Funciones Trigonométricas Inversas

Notaciones y Definiciones

Notaciones equivalentes:

$$\sin^{-1} x = \arcsin x = \text{áng} \sin x$$ $$\cos^{-1} x = \arccos x = \text{áng} \cos x$$ $$\tan^{-1} x = \arctan x = \text{áng} \tan x$$ $$\cot^{-1} x = \text{arccot} x = \text{áng} \cot x$$

Definición fundamental:

Función	Equivalente a	Dominio	Rango (Valor Principal)
$y = \arcsin x$	$x = \sin y$	$-1 \leq x \leq 1$	$-\frac{\pi}{2} \leq y \leq \frac{\pi}{2}$
$y = \arccos x$	$x = \cos y$	$-1 \leq x \leq 1$	$0 \leq y \leq \pi$
$y = \arctan x$	$x = \tan y$	$-\infty < x < \infty$	$-\frac{\pi}{2} < y < \frac{\pi}{2}$
$y = \text{arccot } x$	$x = \cot y$	$-\infty < x < \infty$	$0 < y < \pi$

Relaciones Fundamentales

$$\arccos x = \frac{\pi}{2} - \arcsin x$$ $$\arcctg x = \frac{\pi}{2} - \arctan x$$

Relaciones entre Funciones Inversas (para $x \geq 0$)

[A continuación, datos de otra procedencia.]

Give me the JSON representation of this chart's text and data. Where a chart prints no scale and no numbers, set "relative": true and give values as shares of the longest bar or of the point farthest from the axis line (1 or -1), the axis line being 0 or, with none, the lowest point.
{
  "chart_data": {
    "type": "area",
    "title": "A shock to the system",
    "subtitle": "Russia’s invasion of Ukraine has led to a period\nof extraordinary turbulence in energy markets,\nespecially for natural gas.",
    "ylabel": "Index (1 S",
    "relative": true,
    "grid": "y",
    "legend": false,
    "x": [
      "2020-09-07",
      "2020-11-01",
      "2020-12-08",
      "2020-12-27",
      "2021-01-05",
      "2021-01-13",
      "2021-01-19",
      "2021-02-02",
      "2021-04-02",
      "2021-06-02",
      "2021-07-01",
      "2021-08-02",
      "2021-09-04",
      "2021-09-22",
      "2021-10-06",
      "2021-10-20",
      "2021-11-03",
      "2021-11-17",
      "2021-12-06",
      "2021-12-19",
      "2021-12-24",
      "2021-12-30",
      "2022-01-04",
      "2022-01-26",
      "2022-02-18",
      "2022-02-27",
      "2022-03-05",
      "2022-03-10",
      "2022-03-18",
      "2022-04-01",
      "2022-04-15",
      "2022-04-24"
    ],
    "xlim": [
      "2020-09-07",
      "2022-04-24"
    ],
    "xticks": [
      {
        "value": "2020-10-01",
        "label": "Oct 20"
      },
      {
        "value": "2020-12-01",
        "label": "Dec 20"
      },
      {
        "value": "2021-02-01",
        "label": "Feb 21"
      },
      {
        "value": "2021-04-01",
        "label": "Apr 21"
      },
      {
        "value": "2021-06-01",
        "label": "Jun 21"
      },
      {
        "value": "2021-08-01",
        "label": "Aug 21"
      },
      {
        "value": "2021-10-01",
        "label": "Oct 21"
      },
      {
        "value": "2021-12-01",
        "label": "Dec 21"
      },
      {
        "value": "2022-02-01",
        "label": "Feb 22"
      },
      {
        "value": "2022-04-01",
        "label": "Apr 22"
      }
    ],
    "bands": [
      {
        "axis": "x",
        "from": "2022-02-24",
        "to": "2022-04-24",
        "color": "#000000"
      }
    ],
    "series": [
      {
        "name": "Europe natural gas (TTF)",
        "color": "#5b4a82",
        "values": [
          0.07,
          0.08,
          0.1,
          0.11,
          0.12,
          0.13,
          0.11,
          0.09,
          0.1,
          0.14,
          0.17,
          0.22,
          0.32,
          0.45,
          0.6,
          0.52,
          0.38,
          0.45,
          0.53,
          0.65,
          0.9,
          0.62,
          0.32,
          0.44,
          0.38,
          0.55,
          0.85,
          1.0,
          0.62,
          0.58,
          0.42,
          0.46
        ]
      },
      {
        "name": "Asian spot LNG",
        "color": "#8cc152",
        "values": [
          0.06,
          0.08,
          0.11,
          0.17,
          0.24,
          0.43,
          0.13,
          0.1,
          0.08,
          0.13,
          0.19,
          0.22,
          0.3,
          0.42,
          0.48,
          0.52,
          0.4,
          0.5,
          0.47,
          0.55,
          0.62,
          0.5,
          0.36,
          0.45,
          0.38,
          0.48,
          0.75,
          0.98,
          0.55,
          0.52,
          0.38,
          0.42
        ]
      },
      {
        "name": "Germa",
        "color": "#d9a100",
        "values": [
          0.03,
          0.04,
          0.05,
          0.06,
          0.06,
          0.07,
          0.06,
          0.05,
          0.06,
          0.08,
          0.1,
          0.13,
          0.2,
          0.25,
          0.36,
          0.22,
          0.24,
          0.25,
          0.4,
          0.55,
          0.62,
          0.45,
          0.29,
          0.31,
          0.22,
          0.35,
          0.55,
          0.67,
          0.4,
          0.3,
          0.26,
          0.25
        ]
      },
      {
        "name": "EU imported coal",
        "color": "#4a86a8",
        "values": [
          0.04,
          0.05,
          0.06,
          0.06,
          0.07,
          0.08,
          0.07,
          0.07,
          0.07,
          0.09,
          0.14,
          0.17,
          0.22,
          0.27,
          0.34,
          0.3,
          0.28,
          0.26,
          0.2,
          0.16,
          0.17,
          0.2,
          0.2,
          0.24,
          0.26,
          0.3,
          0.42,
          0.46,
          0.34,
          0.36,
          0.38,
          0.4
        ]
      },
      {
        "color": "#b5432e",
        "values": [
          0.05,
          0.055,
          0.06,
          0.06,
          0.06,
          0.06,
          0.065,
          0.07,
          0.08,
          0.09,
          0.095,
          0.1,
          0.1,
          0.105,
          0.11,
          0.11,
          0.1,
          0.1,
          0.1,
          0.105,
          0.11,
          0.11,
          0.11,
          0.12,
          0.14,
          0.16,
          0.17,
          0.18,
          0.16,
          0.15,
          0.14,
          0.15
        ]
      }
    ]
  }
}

Función	Expresiones Equivalentes
$\arcsin x$	$\arccos \sqrt{1-x^2} = \arctan \frac{x}{\sqrt{1-x^2}} = \text{arccot } \frac{\sqrt{1-x^2}}{x}$
$\arccos x$	$\arcsin \sqrt{1-x^2} = \arctan \frac{\sqrt{1-x^2}}{x} = \text{arccot } \frac{x}{\sqrt{1-x^2}}$
$\arctan x$	$\arcsin \frac{x}{\sqrt{1+x^2}} = \arccos \frac{1}{\sqrt{1+x^2}} = \text{arccot } \frac{1}{x}$
$\text{arccot } x$	$\arcsin \frac{1}{\sqrt{1+x^2}} = \arccos \frac{x}{\sqrt{1+x^2}} = \arctan \frac{1}{x}$

Comportamiento con Argumentos Negativos

$$\arcsin(-x) = -\arcsin x$$ $$\arccos(-x) = \pi - \arccos x$$ $$\arctan(-x) = -\arctan x$$ $$\text{arccot}(-x) = \pi - \text{arccot } x$$

Teoremas de Adición

$$\arcsin a \pm \arcsin b = \arcsin\left(a\sqrt{1-b^2} \pm b\sqrt{1-a^2}\right)$$ $$\arccos a \pm \arccos b = \arccos\left(ab \mp \sqrt{(1-a^2)(1-b^2)}\right)$$ $$\arctan a \pm \arctan b = \arctan\left(\frac{a \pm b}{1 \mp ab}\right)$$ $$\arcctg a \pm \arcctg b = \arcctg\left(\frac{ab \mp 1}{b \pm a}\right)$$